F*&! Joe Torre

Since Joe Torre breaks our hearts, this blog will break his balls. Every day of the season I will detail the errors, misjudgements, and omissions that make him the most overrated manger in the history of the game (even more than Tommy Lasorda!). But Joe Torre is not just one bum in hero's clothing (i.e. the pinstripes); he is the quintessential counterfeit of excellence, a figure who embodies the triumph of the ersatz that pervades every aspect of our culture. No organization in sport, nay in civilization generally, has manifested a committment to continuing greatness like the New York Yankees, a beacon to all, in every field of endeavor, that the best is always possible. How intolerable is it then that the Yankees should be managed by a mediocrity on stilts, a figure with a reputation for greatness without any of the attributes thereof. Beginning with Torre and ending with Torre, this blog will look to smash idols we create out of inadvertence, ignorance, and complacency.

Thursday, August 17, 2006

What Kills Me

is the complacency. After a truly inexcusable loss against a bad team and a bad pitcher, The yankees were full of self-satisfaction last night. Torre talked about how much he liked where the team was. Damon spoke of how well they played and how they'd been unlucky. No, I'm sorry, you should be pissed off at losing such a game. that way you come out playing harder adn hopefully better the next day. Now they are in the midst of getting blown out by the O's and losing a home series to this bullshit team--and right before going to Fenway. at the very moment they seem so damn happy with themselves, and in part because of their happiness, their season is in real jeopardy.
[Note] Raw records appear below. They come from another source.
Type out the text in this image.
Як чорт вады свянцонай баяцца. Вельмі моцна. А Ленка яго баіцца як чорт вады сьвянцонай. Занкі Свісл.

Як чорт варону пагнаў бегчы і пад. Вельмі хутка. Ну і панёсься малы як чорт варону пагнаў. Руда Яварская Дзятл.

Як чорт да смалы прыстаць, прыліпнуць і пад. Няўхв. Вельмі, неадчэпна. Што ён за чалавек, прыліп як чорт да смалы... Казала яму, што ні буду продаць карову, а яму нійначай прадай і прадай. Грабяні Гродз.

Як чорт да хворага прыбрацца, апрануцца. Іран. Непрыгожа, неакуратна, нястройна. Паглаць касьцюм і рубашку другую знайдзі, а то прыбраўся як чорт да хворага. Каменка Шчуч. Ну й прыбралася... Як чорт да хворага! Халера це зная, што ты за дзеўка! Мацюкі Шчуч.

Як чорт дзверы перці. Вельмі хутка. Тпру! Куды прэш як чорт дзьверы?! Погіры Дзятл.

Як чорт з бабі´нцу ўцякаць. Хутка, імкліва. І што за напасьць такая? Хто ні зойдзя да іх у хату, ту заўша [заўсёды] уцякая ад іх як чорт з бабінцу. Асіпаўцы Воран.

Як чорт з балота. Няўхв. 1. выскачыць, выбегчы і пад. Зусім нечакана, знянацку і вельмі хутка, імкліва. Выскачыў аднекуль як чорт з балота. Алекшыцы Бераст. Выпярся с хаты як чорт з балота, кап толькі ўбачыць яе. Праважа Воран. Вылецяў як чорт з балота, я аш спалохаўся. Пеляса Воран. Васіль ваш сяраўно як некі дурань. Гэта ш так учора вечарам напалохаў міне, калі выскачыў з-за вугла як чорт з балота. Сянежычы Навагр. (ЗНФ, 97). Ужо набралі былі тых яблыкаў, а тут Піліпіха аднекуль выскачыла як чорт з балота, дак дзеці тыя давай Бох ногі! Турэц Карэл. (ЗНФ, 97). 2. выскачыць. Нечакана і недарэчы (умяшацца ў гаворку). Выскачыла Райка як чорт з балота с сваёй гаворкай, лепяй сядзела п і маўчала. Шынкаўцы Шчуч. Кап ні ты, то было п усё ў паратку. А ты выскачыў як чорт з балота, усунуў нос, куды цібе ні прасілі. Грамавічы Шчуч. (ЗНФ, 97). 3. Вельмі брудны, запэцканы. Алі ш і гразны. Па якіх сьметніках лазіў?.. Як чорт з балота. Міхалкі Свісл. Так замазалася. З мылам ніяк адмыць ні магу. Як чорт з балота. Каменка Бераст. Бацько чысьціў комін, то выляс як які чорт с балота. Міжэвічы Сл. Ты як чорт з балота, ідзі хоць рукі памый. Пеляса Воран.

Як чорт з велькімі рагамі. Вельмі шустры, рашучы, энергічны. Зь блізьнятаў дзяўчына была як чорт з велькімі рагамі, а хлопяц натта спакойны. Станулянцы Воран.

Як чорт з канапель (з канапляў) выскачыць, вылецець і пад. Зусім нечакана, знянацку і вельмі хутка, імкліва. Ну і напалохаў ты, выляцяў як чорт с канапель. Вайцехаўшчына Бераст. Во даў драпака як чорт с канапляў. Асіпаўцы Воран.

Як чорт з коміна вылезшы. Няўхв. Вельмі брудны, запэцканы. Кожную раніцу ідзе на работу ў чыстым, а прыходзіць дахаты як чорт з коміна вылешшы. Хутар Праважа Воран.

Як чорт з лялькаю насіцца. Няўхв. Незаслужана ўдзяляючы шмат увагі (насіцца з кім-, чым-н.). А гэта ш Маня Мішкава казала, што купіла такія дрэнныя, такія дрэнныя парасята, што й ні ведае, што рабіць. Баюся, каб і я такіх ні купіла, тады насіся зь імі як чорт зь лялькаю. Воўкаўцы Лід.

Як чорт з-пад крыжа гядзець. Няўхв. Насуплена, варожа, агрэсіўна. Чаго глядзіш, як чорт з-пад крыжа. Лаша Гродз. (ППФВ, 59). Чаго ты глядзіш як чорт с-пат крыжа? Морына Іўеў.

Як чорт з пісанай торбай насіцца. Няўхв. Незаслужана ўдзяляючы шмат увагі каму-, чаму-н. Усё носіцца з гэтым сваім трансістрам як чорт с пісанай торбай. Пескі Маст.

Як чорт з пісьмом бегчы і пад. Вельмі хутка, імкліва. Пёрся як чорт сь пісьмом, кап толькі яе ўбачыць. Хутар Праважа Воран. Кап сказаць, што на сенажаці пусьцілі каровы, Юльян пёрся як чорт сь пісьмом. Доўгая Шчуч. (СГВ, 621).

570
We all know Joda is not much of a field tactician, but it is in this regard we can see his rep as a leader, motivator and all-around wise man is similarly overblown. When the Tigers lost a get-awy game early this season, showing little effort o concentration, Leyland let them know in no uns=certain terms that professionals don't play that way, ever. Joda thinks his veterans are above such reprimands, and maybe they are, but that only means he has to find other means of communicating the same basic point. No loss is satisfactory; no bad loss is the least bit acceptable. The only appropriate response to a bad loss is renewed determination that it damn well won't happen again. we can call this the "What would Paulie think, what would Paulie say, what would Paulie do" rule. One invokes it once the Jeter doctrine--no win matters if you lose the next day--has been seriously breached.
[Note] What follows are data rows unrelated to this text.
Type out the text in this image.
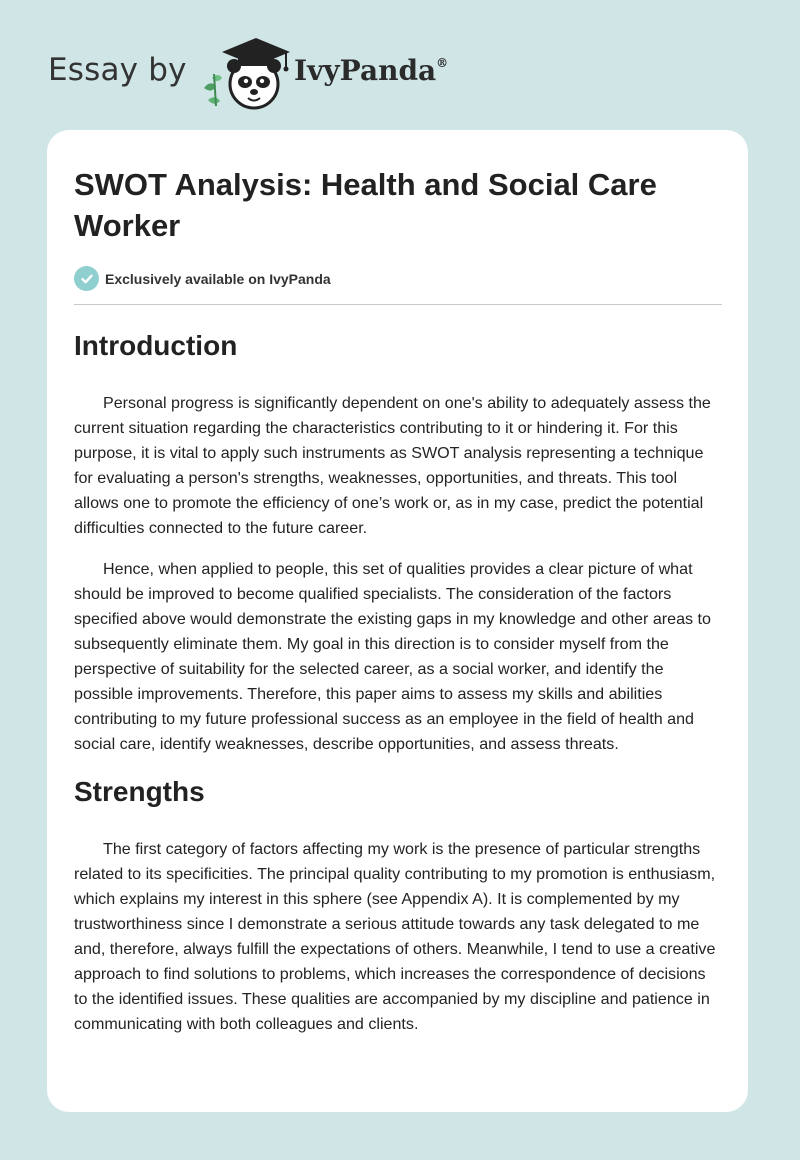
Essay by	IvyPanda®
SWOT Analysis: Health and Social Care Worker
Exclusively available on IvyPanda
Introduction

Personal progress is significantly dependent on one's ability to adequately assess the current situation regarding the characteristics contributing to it or hindering it. For this purpose, it is vital to apply such instruments as SWOT analysis representing a technique for evaluating a person's strengths, weaknesses, opportunities, and threats. This tool allows one to promote the efficiency of one’s work or, as in my case, predict the potential difficulties connected to the future career.

Hence, when applied to people, this set of qualities provides a clear picture of what should be improved to become qualified specialists. The consideration of the factors specified above would demonstrate the existing gaps in my knowledge and other areas to subsequently eliminate them. My goal in this direction is to consider myself from the perspective of suitability for the selected career, as a social worker, and identify the possible improvements. Therefore, this paper aims to assess my skills and abilities contributing to my future professional success as an employee in the field of health and social care, identify weaknesses, describe opportunities, and assess threats.

Strengths

The first category of factors affecting my work is the presence of particular strengths related to its specificities. The principal quality contributing to my promotion is enthusiasm, which explains my interest in this sphere (see Appendix A). It is complemented by my trustworthiness since I demonstrate a serious attitude towards any task delegated to me and, therefore, always fulfill the expectations of others. Meanwhile, I tend to use a creative approach to find solutions to problems, which increases the correspondence of decisions to the identified issues. These qualities are accompanied by my discipline and patience in communicating with both colleagues and clients.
Ten strikeouts against one of the league's very worst pitchers; two errors (AROD's making errors at such a clip, they have to charge his to Jeter), and numerous free passes issued by Jared Wright (at one point he walked them around the bases and then threw a wild pitch to give up another one). A spectacularly ugly effort over 2 days that let's Boston right back in without them doing anything in particular.

3 Comments:

Anonymous Anonymous said...

What actually happened with tha fielding error? I just moved back to school in Indiana and I haven't bought the mlb.com package so I was able to watch the game in video. I was watching it in Gameday and at first it said error by AROD and then it changed it Jeter. I found it strange.

8:11 PM  
Blogger joe valente said...

AROD dropped the pop-up (what else is new) but Jeter had sort of bumped into him in the process. The scorer accurately charged the error to AROD, but then took pity on him and transferred it to Jeter. Jeter made it clear in the post-game interview that it was AROD's fault. When the ball hit the ground neither one of them rushed to pick it up. What a performance!

12:52 AM  
Anonymous Anonymous said...

Wow, I just saw it at espn.com. They both looked completley disgusted at each other after it happened. I can't believe they just let the ball sit there.